The Great Enrichment—or the Great Emptiness?
In chaotic or dangerous circumstances, the single need is survival. Hunger and fear drive people in large numbers to sell their labor and even their freedom cheaply, in exchange for a crust of bread and protection from violence. That probably represents the typical experience of our species across history. The humble serf and the subsistence laborer stand in an ancestral relation to most of us alive today.
Once survival is assured, a scramble begins for more. People crave property—land, goods, a sturdy home—so they can attain higher material dignity than serfdom. People also seek leisure, so they can transform their time on earth into something finer than a struggle for existence. Accumulation and idleness become the prime incentives: chits in the games of status, wealth, and freedom around which society is organized.

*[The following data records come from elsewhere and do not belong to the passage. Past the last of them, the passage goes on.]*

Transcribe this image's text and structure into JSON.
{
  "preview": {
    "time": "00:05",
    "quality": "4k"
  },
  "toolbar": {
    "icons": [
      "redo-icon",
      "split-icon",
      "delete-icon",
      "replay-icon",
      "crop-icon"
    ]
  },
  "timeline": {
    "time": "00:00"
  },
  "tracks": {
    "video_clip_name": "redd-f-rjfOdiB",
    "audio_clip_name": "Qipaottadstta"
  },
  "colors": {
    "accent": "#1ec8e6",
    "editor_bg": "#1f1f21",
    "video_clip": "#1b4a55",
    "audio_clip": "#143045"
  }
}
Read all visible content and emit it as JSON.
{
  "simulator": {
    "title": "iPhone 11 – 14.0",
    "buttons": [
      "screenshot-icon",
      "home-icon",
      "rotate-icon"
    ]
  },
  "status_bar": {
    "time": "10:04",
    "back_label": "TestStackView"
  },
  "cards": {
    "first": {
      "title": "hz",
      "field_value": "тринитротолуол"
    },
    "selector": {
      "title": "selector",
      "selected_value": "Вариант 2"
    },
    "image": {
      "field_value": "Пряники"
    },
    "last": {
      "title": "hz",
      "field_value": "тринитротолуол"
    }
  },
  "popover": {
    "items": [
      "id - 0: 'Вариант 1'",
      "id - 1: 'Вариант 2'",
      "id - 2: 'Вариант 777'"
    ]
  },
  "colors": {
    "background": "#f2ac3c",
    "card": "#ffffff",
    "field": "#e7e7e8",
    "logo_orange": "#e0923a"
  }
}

We in the twenty-first century benefit from a revolutionary historical process that has lavished on us unprecedented amounts of wealth and leisure. Deirdre McCloskey has christened this the Great Enrichment. But we could just as well call it the Great Emptiness, since it has drained from our lives the old implacable conditions that once structured meaningful behavior. Americans have stumbled absent-mindedly into undiscovered territory—the societal equivalent of that Russian defector overwhelmed by too many choices at the coffee aisle. When the pressures of the world recede and time weighs heavy on our hands, what comes next?